Im Jahr 2021 wurde durch die Abteilung Kinderkardiologie und Pädiatrische Intensivmedizin des LMU Klinikums die Studie „Energy-Drinks: Unexplored Cardiovascular Alterations in TEens and TwEens“ (EDUCATE; DRKS-ID: DRKS00027580) initiiert. Es handelte sich um eine monozentrische Studie. Bei der EDUCATE-Studie wurde ein randomisiertes, einfach verblindetes (Studienprobanden) Crossover-Studiendesign verwendet [10,11,12,13,14]. An 2 aufeinanderfolgenden Tagen wurden die Studienteilnehmer gebeten, eine gewichtsadaptierte Menge eines Energydrinks (Inhaltsstoffe: Koffein (32 mg/100 ml), Taurin (200 mg/100 ml), Glucuronolacton (24 mg/10 ml), Ginseng-Aromaextrakt (10 mg/100 ml), Guarana-Extrakt (10 mg/100 ml), Vitamine) oder eines Placebogetränks zu sich zu nehmen [10,11,12,13,14]. Die Energydrinkmenge wurde mittels der maximal als unbedenklich erachteten Koffeintageshöchstdosis für Minderjährige (3 mg Koffein/kgKG) berechnet [17]. Energydrink sowie Placebogetränk zeichneten sich durch einen vergleichbaren Geschmack sowie Zuckergehalt (15,2 g/100 ml vs. 13,2 g/100 ml) aus und wurden zu ähnlichen Tagesuhrzeiten in einer maskierten Trinkflasche dargereicht [10,11,12,13,14]. Vor, sowie 30, 60, 120 und 240 min nach dem Getränkekonsum wurden der brachiale Blutdruck, die arterielle Gefäßsteifigkeit der Aa. carotides communes sowie echokardiographisch die kardiale Effizienz beurteilt [10, 13, 14]. Durch Anwendung eines portablen Langzeit-EKG-Gerätes wurde der Herzrhythmus bis zu 4 h nach dem Getränkekonsum evaluiert [11]. An beiden Tagen erfolgte des Weiteren die Evaluation des 24-h-Blutdruck-Profils [12]. Zur Kalkulation der Schlafdauer wurden die Probanden gebeten, nach jedem Studientag sowohl die Schlafens- als auch die Aufwachzeit zu notieren [12].
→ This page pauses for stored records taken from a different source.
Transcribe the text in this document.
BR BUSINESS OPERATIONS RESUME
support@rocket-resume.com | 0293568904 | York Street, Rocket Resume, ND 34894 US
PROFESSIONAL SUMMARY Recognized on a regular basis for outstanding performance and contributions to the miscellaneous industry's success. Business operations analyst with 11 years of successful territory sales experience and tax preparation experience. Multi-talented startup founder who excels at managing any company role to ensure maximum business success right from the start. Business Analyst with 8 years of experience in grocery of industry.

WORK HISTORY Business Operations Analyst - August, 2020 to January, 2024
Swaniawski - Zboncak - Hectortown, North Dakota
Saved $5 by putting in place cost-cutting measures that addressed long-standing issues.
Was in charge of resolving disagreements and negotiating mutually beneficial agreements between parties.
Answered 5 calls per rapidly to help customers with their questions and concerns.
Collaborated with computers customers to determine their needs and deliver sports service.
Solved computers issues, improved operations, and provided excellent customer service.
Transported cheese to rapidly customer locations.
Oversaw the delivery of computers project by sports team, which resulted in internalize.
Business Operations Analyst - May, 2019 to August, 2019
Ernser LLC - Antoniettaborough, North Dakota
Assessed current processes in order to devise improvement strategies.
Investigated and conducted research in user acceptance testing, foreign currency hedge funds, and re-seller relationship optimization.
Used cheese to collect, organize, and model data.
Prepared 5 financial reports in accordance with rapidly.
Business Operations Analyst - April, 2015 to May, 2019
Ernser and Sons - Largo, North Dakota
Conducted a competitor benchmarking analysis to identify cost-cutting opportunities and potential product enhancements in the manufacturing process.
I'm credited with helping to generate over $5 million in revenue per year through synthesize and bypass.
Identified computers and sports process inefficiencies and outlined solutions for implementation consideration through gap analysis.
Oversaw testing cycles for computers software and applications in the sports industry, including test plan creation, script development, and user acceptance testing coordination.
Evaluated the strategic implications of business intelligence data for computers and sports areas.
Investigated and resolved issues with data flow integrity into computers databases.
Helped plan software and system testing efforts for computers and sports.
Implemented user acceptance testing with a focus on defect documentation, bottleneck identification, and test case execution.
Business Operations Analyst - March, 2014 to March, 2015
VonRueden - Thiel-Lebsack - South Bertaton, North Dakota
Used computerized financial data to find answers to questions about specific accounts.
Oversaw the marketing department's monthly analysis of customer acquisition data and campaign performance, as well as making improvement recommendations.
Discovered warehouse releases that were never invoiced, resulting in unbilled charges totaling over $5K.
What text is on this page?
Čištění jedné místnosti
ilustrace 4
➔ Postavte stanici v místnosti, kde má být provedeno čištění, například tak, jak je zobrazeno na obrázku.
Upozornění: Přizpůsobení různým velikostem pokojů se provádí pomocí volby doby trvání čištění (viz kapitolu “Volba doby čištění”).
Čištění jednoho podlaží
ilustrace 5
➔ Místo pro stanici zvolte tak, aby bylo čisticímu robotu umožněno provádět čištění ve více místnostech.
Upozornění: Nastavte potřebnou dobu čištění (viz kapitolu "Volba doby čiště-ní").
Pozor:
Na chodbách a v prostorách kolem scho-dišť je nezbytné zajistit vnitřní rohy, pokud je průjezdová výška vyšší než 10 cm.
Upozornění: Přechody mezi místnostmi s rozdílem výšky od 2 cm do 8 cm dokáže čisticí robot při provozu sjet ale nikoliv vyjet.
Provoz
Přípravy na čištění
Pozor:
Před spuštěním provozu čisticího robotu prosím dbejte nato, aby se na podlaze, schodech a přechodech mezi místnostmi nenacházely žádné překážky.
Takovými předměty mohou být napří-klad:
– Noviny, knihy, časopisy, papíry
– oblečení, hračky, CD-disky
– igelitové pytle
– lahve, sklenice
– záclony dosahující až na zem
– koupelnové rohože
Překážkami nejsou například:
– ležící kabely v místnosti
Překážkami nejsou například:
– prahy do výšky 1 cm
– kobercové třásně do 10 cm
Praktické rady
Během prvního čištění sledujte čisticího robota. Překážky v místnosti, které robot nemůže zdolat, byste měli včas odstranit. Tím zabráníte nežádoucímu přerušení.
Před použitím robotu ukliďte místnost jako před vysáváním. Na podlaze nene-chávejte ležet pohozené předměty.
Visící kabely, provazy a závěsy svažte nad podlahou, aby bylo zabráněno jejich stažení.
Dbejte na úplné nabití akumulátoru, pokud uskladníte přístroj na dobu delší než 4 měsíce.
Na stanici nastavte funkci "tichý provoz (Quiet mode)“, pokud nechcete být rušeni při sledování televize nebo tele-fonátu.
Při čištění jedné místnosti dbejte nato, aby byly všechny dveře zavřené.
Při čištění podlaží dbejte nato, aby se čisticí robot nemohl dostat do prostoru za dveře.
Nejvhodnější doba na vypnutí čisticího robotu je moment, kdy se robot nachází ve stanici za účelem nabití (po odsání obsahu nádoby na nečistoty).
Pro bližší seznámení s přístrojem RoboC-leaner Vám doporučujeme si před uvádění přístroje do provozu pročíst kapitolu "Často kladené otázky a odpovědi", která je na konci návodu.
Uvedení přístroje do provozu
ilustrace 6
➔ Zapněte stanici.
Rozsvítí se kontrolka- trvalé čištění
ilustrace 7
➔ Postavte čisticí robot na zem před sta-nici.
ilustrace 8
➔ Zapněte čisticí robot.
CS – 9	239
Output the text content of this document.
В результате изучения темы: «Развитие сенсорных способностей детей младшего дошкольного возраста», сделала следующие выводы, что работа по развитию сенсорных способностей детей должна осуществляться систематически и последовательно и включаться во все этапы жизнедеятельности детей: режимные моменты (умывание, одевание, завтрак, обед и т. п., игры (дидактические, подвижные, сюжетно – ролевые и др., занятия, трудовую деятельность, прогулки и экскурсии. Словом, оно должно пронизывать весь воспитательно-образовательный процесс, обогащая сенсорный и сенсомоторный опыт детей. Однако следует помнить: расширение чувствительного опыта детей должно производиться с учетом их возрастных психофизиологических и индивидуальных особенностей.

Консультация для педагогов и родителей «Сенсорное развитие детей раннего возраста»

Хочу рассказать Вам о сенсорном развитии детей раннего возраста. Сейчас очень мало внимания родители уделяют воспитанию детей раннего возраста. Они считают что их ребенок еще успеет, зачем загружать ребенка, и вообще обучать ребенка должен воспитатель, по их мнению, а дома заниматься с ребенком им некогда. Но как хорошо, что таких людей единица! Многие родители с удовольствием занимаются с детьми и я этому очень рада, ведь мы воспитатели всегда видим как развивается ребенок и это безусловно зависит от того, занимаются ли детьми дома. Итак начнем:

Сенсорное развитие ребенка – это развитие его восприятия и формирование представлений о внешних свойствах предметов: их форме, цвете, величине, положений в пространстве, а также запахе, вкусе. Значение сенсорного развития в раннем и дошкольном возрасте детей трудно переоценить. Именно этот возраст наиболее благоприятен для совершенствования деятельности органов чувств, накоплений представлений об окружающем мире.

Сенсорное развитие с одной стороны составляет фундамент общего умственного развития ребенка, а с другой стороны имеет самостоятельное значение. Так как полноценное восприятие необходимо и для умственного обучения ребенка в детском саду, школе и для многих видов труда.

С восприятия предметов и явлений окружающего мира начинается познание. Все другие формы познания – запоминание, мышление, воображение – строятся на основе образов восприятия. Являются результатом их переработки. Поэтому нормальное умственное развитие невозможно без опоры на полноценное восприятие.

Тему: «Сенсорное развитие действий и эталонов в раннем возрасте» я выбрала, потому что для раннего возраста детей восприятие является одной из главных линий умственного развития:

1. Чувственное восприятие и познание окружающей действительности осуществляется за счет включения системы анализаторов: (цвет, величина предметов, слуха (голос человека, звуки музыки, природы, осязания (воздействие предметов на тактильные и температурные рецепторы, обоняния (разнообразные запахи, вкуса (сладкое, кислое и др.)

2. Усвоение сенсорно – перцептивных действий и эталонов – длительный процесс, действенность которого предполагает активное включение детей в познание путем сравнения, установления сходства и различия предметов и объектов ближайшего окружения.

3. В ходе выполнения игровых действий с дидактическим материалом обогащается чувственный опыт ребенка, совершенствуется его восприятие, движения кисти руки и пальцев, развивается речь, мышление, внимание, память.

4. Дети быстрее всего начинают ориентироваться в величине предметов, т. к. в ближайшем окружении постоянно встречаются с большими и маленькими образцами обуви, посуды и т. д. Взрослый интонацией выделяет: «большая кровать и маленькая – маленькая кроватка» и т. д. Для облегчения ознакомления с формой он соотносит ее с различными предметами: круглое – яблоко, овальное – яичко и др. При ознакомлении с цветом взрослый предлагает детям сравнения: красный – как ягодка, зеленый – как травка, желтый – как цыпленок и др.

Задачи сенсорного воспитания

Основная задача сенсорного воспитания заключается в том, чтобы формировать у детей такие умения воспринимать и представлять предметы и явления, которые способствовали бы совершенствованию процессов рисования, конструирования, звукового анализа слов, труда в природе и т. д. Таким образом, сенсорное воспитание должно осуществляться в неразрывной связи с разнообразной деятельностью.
Bis zu 27 Kinder und Jugendliche (14,53 ± 2,40 Jahre, 14 männlich) wurden im Rahmen der EDUCATE-Studie eingeschlossen [10,11,12,13,14]. Es zeigte sich, dass der Konsum von Energydrinks auf mehreren Ebenen Auswirkungen auf die kardiovaskuläre Funktion bei Kindern und Jugendlichen hat. Verglichen mit dem Placebogetränk waren ein bis zu 5,23 mm Hg höherer systolischer Blutdruck (p < 0,0001) sowie ein bis zu 3,29 mm Hg höherer diastolischer Blutdruck (p < 0,001) bis zu 4 h nach dem Energydrinkkonsum sichtbar [14]. Pathologische Blutdruckwerte konnten nach dem Energydrinkkonsum häufiger festgestellt werden [14]. Außerdem zeigte sich ein signifikant höherer systolischer 24-h- (115,90 (110,22–118,04) vs. 110,64 (108,09–115,45) mm Hg (Median [Interquartilsabstand]), p = 0,013) sowie diastolischer 24-h-Blutdruck (66,08 (64,20–68,32) vs. 62,63 (61,40–66,46) mm Hg, p = 0,005) nach dem Energydrinkkonsum [12]. Eine signifikant niedrigere zirkumferenzielle Deformation der Aa. carotides communes (11,78 ± 2,70 % vs. 12,29 ± 2,68 %, p = 0,043), als Zeichen einer erhöhten arteriellen Gefäßsteifigkeit, konnte demonstriert werden [10]. Echokardiographisch fiel eine signifikant niedrigere kardiale Effizienz (140,72 (133,21–149,73) mm Hg vs. 135,60 (124,78–140,33) mm Hg, p < 0,01) nach dem Energydrinkkonsum auf [13]. Dies deutet auf eine signifikant höhere Arbeit hin, welche vom linken Ventrikel verrichtet werden muss, um das gleiche Schlagvolumen zu generieren [13]. Eine signifikant niedrigere Herzfrequenz (79,54 ± 8,85 bpm vs. 82,65 ± 8,81 bpm, p = 0,012) nach den Energydrinkkonsum lag vor [11]. Das Auftreten supraventrikulärer Extrasystolen war nach dem Energydrinkkonsum signifikant häufiger anzutreffen („incidence rate ratio“: 1,700 (1,058–2,732), p = 0,0276) [11]. Die Ergebnisse der EDUCATE-Studie deuten zudem auf eine signifikant kürzere Schlafdauer nach dem Energydrinkkonsum hin (7,55 ± 0,92 h vs. 8,43 ± 1,70 h, p = 0,041) [12].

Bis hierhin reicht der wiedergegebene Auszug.